Смерть в Риме
Шрифт:
— Где же ты, мы ждем тебя.
А Юдеян величественно заявил, что у него много дел и мало времени, и пригласил их всех на следующий день к себе в отель, в великолепный дворец на виа Венето, пусть видят Юдеяна во всем его блеске, и назвал ему свое вымышленное имя и фамилию, свой псевдоним, проставленный в его теперешнем паспорте, и строго приказал, стоя в тесной кабинке, на стенах которой были, как обычно, написаны всевозможные гадости (Юдеян даже подумал, пишут ли снова там, дома, «на стенах уборных „Проснись, Германия!“), — приказал свояку повторить имя и фамилию, и обер-бургомистр Фридрих-Вильгельм Пфафрат с полной готовностью повторил ложь документа, вымышленное имя; нет, он не предстанет теперь перед Юдеяном этаким покровителем, он будет стоять перед ним навытяжку, а то, что Юдеян незаметно ускользнул из отеля, который облюбовали немцы, было не бегством, а образцом искусной тактики.

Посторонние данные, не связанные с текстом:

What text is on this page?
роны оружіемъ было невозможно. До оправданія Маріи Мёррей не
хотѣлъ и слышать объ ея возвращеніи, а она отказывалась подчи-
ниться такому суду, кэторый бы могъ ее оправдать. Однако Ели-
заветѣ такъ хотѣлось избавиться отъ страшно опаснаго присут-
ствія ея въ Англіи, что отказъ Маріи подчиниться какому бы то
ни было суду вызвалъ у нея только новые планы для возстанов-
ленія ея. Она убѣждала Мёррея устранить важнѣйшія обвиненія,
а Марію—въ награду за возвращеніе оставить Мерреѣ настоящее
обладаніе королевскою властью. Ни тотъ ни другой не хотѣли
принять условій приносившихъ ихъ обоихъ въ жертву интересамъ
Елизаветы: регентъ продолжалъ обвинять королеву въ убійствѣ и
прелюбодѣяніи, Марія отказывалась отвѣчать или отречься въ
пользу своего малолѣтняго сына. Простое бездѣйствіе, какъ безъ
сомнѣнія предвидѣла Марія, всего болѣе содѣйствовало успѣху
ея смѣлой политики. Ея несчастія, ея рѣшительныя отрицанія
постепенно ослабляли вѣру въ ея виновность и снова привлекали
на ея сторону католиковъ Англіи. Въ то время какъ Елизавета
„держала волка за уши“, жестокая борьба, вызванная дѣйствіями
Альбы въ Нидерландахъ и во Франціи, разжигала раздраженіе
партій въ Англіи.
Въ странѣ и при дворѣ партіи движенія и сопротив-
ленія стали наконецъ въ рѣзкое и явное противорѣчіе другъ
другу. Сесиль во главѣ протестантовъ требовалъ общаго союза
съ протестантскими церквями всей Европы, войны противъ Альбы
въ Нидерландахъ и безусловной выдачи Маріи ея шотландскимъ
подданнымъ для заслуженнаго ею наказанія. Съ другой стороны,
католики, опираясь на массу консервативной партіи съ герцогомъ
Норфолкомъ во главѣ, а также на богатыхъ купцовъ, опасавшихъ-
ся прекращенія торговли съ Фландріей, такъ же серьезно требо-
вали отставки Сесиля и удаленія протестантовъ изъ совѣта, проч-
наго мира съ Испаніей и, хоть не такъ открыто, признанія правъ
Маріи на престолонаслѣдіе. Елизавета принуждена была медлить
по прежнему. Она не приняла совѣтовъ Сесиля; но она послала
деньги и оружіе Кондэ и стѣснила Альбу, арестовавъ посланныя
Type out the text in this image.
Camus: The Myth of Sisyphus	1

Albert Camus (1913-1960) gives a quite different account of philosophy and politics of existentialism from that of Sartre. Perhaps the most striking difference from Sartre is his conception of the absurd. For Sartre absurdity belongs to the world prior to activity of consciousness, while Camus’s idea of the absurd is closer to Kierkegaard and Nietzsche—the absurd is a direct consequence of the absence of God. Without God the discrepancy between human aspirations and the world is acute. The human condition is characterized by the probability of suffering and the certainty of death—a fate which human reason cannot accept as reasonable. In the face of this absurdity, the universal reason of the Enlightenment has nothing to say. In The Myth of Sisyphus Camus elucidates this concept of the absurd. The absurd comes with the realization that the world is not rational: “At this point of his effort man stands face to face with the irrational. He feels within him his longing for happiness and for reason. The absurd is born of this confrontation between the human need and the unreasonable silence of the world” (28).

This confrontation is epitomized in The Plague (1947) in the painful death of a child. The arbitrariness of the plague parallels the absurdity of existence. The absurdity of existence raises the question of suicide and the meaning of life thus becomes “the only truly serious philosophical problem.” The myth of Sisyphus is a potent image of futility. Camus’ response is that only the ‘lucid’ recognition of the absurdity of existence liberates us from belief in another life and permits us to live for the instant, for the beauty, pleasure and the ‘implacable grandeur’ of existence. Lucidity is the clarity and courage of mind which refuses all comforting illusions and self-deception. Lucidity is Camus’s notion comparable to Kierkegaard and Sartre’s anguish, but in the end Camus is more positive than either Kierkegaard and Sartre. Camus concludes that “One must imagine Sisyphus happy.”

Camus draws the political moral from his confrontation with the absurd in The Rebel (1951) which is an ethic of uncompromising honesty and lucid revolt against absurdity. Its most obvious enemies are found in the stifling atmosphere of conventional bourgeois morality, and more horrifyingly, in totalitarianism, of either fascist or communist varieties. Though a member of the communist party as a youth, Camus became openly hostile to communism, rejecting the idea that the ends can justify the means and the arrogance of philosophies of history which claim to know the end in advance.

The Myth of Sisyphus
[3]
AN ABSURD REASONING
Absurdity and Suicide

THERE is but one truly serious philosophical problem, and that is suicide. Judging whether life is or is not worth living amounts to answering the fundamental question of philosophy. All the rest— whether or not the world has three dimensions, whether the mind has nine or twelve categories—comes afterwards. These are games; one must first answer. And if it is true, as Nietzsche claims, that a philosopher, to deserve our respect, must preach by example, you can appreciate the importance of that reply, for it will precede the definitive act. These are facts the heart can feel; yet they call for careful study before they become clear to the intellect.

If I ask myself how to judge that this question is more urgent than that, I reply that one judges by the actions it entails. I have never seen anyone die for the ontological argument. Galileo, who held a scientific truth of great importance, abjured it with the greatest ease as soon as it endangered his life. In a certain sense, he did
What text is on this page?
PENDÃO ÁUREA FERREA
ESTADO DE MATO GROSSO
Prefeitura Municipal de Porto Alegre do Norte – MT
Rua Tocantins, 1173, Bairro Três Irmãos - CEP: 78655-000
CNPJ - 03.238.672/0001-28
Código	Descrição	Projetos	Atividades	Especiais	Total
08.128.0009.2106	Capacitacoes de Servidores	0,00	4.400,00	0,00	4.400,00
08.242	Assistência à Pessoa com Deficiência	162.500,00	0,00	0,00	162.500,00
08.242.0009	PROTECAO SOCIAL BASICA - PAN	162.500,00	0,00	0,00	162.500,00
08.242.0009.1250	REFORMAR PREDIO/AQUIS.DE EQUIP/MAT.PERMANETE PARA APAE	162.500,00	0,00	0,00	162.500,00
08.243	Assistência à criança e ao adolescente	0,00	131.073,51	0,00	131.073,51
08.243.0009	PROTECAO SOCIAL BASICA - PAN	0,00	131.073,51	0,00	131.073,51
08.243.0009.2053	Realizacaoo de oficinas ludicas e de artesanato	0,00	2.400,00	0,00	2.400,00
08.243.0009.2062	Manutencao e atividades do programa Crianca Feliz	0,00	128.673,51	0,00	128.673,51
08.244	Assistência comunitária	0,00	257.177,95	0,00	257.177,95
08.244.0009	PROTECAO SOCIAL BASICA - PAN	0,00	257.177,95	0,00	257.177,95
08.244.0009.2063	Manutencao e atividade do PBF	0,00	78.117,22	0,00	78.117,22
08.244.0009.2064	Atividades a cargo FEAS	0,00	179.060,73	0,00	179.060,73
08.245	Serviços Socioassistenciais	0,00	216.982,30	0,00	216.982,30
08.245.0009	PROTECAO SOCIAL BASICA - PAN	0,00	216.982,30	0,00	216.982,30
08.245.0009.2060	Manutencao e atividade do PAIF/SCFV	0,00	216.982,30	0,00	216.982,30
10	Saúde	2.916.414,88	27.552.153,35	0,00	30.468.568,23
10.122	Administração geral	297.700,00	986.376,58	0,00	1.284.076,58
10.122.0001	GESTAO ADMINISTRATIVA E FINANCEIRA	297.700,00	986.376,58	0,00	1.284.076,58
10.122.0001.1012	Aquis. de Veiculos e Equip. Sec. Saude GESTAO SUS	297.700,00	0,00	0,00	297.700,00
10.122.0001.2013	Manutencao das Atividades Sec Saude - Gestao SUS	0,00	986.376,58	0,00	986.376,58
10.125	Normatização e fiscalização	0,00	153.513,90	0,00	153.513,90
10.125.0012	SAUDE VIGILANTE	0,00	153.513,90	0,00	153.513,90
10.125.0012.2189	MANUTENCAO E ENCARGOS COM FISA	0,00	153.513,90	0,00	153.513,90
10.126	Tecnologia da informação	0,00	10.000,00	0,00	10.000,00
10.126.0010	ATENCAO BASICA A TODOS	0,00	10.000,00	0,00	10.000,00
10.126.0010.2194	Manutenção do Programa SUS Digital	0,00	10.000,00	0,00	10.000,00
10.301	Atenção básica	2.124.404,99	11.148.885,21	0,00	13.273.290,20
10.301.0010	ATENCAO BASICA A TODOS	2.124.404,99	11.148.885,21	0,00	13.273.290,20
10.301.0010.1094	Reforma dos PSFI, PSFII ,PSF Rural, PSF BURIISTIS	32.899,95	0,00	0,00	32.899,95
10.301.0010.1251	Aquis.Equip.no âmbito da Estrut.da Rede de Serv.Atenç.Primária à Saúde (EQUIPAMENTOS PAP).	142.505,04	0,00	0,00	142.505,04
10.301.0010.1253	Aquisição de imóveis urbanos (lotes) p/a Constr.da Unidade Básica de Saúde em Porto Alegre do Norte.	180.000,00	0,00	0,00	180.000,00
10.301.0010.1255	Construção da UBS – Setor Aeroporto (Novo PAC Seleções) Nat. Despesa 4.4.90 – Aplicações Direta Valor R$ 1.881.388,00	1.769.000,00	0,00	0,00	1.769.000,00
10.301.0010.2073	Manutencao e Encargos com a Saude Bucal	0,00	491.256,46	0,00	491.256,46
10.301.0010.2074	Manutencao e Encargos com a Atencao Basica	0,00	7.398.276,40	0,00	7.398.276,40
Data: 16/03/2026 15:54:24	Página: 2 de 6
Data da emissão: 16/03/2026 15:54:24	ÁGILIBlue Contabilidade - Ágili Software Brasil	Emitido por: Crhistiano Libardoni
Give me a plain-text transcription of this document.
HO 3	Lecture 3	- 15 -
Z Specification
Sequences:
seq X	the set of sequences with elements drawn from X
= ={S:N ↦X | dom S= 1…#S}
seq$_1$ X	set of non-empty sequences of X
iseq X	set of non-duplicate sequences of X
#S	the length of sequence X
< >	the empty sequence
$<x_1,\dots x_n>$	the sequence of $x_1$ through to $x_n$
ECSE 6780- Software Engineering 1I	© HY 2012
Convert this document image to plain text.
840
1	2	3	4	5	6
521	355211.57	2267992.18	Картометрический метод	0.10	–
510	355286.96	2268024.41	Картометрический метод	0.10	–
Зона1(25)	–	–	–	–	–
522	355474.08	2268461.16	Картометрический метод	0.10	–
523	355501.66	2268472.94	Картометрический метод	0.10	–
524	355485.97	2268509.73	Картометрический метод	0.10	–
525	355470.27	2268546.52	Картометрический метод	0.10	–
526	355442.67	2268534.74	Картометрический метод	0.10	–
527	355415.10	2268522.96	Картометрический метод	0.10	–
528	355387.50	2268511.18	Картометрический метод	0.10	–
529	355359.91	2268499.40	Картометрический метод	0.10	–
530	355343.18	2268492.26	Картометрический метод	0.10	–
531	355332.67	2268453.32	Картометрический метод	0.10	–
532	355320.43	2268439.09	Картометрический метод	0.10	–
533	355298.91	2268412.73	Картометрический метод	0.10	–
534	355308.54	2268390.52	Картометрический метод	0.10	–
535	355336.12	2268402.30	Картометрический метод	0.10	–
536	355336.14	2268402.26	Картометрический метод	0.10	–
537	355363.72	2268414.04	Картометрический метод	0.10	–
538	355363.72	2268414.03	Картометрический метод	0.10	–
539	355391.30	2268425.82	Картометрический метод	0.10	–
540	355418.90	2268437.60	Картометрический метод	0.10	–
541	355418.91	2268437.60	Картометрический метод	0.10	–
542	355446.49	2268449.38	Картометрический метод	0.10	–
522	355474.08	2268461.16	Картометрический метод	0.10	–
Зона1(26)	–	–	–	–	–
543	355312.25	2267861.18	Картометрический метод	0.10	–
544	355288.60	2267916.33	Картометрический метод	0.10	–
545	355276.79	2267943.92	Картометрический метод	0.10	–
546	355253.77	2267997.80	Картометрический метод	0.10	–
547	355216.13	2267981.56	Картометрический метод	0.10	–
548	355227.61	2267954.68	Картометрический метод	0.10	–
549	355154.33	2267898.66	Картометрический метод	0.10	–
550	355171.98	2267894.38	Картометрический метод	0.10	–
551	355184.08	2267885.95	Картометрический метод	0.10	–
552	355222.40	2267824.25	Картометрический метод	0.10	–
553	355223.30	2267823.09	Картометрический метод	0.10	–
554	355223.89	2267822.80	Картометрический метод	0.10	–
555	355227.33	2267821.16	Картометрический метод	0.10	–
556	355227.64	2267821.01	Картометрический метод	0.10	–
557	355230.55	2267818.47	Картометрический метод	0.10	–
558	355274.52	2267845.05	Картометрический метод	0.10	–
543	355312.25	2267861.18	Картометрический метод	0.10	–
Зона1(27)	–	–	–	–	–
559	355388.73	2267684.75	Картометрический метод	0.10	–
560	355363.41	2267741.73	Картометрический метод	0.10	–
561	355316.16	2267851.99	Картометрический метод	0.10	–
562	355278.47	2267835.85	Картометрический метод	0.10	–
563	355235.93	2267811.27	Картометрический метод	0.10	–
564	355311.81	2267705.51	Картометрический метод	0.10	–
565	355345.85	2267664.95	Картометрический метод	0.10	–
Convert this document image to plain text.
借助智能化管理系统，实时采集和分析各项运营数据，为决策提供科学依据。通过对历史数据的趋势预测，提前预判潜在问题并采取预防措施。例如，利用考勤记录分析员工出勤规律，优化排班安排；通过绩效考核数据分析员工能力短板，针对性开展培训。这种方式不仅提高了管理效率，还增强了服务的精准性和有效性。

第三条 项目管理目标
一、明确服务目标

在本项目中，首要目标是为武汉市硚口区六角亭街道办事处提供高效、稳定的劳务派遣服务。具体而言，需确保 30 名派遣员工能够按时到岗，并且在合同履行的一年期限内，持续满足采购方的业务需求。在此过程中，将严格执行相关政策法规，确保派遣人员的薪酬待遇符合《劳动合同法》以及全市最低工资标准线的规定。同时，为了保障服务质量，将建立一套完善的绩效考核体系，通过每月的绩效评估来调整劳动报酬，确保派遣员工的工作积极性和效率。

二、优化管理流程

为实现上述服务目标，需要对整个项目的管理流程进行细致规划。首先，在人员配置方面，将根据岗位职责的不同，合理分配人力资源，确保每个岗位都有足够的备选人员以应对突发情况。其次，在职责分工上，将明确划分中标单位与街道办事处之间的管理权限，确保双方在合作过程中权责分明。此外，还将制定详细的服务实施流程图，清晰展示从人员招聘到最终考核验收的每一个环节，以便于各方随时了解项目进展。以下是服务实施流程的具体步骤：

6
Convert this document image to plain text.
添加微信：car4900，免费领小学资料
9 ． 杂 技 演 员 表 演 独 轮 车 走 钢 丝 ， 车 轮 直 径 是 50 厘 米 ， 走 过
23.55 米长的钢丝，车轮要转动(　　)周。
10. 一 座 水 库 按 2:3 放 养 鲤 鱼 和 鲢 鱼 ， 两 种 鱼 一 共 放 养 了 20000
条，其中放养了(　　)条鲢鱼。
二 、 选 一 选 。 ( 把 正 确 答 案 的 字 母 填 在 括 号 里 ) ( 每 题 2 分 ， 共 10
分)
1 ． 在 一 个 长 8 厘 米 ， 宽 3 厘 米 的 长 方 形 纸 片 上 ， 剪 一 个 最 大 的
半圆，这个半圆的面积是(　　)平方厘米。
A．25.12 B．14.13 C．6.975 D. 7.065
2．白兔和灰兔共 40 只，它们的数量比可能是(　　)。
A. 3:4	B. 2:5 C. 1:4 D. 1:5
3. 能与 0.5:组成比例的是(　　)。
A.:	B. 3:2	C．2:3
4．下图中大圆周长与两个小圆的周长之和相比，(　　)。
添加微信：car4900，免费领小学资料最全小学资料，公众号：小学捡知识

Юдеян, став человеком, почувствовал себя снова на коне, он снова стал господином своей судьбы. Он отошел от телефона-автомата как победитель. Он решил пересечь площадь Сан-Сильвестро, он решил завоевать Рим, как вдруг раздался треск и грохот, он услышал грозный шум, что-то гремело и рушилось, точно на войне во время боя, раздались крики ужаса и предсмертные вопли — обвалилась какая-то новостройка, фундамент был неправильно рассчитан; из облаков пыли торчали погнутые балки, люди сломя голову мчались сюда со всех сторон, а Юдеян уже командовал:
— Оцепить!
Он хотел в самую смерть внести дисциплину, но никто не обращал внимания на его немецкие возгласы, никто его не понимал, а потом завыли сирены, затрещали звонки, прикатили полицейские, санитарные и пожарные машины, а из церкви, стоявшей на площади, пришел священник — они суют свой нос всюду; и Юдеян понял, что он здесь для всех чужой, что он для всех — помеха, и на него в лучшем случае не обращают внимания; тогда он отошел в сторону, выбрался из толпы и вдруг вспомнил, как в школе, в ненавистной гимназии ему рассказывали, что римляне верят в предзнаменования, а этот обвал, безусловно, плохая примета. Громко запричитала какая-то женщина. Может быть, под развалинами погибли ее близкие? Жертвы, которых Юдеян обрекал на смерть, не плакали никогда. Это было удивительно, но он никогда не слышал, чтобы они плакали.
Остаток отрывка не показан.